According to a joint study unveiled today by the Singapore Environment Council (SEC) and Deloitte Singapore, this refers to food loss occurring along the upstream and midstream segments of the fresh food supply chain between producer and the market, from the production stage, to transport, processing, storage and distribution.

Importing 2 million tonnes of food each year, more than 144,000 tonnes is lost when the imported food lands in Singapore.

There is also a food loss of close to 75,000 tonnes during the processing and packaging of imported and locally produced food items, and food loss of more than 116,000 tonnes during distribution.

For the locally produced food within Singapore, more than 5,000 tonnes of food is lost at production, and close to 2,000 tonnes of food is lost during post-harvest handling and storage.

Vegetables and fruits account for close to half of the food loss incurred within Singapore, with some 167,000 tonnes lost each year.

Some of the key drivers of food loss identified in the study are poor disease and pest management, over importation of food items, fragmented cold chain management, and inadequate infrastructure.

In addition, food waste further downstream, comprising unconsumed and uncooked food discarded by consumers, amounted to some $342 million each year.

According to the study, close to one-third of respondents say they throw away more than 10% of food weekly.

The research showed that, at the consumer stage, more than 26,000 tonnes of unconsumed foods are thrown away from households annually due to improper storage, purchasing patterns and food handling habits.
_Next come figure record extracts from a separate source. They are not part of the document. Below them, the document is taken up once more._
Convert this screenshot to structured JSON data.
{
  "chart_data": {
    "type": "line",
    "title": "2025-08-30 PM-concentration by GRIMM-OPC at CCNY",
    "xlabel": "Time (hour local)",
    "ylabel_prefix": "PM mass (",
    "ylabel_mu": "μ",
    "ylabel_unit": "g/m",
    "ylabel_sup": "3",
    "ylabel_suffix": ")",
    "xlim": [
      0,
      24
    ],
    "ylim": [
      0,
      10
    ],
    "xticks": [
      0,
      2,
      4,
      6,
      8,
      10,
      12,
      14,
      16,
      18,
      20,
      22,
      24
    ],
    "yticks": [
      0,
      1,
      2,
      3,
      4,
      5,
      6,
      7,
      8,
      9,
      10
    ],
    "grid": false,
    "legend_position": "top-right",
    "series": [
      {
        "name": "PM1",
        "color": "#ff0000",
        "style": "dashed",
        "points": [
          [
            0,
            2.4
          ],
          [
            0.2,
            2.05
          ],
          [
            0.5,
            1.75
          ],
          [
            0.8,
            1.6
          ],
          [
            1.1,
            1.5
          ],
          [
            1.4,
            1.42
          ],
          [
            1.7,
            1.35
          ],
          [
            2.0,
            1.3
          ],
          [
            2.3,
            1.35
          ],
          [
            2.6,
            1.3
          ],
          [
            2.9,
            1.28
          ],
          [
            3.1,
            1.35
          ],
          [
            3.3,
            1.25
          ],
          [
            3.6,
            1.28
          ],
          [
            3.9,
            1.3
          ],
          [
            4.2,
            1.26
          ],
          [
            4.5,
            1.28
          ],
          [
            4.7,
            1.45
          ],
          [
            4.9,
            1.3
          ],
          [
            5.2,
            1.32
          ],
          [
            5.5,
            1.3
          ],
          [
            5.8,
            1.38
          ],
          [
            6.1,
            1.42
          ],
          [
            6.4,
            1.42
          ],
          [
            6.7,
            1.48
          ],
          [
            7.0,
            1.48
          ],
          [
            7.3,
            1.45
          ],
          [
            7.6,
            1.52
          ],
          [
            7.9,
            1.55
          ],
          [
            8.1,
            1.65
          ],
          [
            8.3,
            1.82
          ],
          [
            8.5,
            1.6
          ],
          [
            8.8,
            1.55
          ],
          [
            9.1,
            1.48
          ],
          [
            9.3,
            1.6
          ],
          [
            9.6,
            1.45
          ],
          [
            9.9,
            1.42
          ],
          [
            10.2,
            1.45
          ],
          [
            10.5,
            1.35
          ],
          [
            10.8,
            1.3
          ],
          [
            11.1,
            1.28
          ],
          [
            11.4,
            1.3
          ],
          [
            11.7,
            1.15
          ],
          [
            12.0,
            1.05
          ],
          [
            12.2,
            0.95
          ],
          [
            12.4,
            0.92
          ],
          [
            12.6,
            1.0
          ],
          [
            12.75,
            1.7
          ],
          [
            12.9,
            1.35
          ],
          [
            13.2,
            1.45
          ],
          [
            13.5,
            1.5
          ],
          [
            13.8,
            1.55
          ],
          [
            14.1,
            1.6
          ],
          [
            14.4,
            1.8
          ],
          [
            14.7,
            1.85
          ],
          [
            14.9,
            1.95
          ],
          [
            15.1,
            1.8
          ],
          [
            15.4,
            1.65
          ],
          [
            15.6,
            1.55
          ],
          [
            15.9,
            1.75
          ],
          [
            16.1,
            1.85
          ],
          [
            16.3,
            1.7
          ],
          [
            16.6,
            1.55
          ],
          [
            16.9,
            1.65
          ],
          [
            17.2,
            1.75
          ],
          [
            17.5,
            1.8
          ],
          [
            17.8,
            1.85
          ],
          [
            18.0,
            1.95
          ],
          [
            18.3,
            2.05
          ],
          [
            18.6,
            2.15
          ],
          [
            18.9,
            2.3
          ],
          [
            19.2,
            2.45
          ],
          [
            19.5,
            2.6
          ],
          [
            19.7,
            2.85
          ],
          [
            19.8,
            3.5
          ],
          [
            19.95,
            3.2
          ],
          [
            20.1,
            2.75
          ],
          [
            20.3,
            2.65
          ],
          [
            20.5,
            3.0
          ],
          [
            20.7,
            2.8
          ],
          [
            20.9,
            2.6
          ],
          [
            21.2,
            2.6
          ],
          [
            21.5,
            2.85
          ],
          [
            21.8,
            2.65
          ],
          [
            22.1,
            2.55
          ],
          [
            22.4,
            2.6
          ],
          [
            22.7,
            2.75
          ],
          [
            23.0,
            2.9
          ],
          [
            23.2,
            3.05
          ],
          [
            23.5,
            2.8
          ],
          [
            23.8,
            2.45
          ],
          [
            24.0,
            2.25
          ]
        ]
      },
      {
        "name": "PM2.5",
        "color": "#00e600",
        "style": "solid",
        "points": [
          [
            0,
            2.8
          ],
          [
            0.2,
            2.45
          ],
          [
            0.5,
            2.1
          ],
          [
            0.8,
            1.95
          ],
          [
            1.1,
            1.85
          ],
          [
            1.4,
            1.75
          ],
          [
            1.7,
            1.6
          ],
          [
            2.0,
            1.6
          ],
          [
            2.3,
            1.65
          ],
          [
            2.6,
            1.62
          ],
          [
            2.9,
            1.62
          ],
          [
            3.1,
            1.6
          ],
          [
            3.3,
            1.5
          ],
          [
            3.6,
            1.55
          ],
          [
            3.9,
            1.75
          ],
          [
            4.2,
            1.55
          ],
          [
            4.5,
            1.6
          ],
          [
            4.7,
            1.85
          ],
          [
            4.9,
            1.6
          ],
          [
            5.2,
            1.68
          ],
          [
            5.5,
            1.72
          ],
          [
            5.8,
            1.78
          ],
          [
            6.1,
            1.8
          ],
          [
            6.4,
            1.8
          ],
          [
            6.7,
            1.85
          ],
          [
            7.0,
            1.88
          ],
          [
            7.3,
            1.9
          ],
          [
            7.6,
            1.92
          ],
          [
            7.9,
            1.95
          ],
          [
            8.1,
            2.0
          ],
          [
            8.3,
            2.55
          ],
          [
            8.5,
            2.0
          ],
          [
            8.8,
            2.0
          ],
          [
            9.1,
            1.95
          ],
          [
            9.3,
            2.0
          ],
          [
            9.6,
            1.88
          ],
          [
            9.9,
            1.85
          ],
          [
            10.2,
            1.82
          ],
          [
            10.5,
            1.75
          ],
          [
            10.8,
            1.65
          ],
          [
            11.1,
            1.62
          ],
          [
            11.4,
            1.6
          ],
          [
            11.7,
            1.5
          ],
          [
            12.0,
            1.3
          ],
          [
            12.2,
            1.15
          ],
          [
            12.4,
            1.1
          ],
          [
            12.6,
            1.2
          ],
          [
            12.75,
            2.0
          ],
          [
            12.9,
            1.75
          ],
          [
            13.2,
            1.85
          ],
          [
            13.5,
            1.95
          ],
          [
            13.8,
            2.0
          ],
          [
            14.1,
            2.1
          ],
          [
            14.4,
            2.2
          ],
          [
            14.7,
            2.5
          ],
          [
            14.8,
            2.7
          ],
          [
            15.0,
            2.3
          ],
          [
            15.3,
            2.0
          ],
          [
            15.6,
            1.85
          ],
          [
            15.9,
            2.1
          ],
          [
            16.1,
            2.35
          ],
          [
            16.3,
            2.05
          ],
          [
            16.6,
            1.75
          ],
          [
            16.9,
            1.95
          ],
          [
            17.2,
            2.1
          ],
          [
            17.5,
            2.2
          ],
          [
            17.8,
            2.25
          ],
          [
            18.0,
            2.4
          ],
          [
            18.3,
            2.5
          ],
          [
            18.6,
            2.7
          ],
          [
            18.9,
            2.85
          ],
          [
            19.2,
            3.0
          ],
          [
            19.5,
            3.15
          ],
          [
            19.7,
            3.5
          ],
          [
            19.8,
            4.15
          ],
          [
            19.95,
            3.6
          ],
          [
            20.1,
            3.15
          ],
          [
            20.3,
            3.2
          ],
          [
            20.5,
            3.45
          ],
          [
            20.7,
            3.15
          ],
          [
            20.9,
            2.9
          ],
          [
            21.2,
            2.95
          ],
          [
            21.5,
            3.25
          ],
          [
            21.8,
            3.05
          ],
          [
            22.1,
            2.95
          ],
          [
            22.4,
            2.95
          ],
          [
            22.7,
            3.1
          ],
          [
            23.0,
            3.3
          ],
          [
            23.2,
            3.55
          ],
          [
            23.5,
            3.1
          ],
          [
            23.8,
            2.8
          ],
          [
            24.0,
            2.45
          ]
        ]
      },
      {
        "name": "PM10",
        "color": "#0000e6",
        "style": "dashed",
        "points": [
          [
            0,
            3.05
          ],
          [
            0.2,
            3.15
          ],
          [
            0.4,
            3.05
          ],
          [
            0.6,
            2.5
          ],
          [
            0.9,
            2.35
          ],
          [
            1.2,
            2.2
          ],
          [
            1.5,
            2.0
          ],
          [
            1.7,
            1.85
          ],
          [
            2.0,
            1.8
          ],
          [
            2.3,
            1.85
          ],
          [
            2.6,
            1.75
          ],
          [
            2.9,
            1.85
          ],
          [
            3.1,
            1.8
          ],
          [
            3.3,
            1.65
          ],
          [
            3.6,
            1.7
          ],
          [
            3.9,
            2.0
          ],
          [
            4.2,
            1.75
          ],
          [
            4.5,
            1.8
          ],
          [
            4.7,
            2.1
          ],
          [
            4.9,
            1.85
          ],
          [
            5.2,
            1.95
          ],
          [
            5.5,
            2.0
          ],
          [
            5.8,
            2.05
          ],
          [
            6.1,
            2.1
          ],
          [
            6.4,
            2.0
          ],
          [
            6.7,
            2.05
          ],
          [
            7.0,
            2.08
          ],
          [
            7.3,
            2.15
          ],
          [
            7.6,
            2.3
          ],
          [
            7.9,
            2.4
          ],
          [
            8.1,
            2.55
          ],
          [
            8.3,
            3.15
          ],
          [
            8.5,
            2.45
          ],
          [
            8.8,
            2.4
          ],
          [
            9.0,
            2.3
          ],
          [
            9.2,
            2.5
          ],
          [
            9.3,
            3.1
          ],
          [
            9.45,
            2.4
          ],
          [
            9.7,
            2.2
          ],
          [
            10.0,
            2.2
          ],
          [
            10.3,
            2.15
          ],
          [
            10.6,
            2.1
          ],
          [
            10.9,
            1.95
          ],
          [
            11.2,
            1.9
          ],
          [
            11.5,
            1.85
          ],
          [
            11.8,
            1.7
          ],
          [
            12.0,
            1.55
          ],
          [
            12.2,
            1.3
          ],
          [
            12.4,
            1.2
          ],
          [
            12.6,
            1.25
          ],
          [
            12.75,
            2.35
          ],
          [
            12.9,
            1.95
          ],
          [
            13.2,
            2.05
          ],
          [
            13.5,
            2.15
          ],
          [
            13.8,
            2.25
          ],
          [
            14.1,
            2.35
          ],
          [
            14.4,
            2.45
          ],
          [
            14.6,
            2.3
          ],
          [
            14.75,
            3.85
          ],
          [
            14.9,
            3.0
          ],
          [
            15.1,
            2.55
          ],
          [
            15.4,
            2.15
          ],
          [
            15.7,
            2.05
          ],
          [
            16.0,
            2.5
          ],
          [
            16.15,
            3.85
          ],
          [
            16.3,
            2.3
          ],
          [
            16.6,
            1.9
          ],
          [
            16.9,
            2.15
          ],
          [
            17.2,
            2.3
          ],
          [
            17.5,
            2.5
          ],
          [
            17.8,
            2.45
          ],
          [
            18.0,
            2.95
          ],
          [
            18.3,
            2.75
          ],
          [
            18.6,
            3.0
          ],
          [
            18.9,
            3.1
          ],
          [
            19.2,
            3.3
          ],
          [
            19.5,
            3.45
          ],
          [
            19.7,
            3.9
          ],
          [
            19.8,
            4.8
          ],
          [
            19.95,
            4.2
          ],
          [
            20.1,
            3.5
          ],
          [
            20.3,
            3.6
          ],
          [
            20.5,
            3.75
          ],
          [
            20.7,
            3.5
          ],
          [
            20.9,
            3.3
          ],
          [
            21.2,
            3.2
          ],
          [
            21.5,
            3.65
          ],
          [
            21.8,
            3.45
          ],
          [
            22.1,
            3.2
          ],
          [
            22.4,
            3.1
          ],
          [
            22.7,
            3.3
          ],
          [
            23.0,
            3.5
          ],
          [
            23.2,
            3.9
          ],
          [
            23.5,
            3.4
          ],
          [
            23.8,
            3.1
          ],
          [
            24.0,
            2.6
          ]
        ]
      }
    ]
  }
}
Interestingly, the study also found that some 80% of respondents do not fully understand the difference between the various labels used on product packaging, such as “use-by”, “best-before” and “date of expiry”.

“In Singapore, food waste is largely monitored at the post-consumer or downstream stage, with little awareness of the losses occurring at the upstream and midstream stages,” says SEC chairman Isabella Huang-Loh. “When taken together – especially given the fact that Singapore imports more than 90% of its food needs – the bigger picture points to an urgent need to address food loss and food waste now.”

Huang-Loh says the study is aligned with and in support of the national “Year towards Zero Waste” agenda, and “30 by 30” goal to produce 30% of Singapore’s nutritional needs locally by 2030.

It included comprehensive interviews with more than 30 key stakeholders in the local food supply chain as well as a consumer survey on food storage behaviour, purchasing patterns and food handling habits covering more than 1,000 respondents.

“Food loss and food waste is preventable. This is unsustainable if we are to do nothing to curb and manage the issue. We want our study to create value and wider conversations among multiple stakeholders on food loss and food waste to throw up possible solutions,” says SEC executive director Jen Teo. “For example, local farmers may want to utilise more innovative ways like the application of technology to reduce food loss.”

SEC points to egg producers in Singapore as a role model with a high level of efficiency that other local farmers can emulate.

Through the use of measures such as automation, and the application of science and technology in disease management, SEC says egg farms in Singapore have been able to maximise output while ensuring minimal loss during production.

The study identified the eggs supply chain as the best example with the least amount of waste generated. Eggs accounted for only 1.6% of food loss incurred with Singapore each year, at about 5,500 tonnes.

“Similarly, a greater awareness of the impact of food waste on the environment could give rise to a growing pool of smart and efficient consumers who don’t discard food unnecessarily,” Teo adds.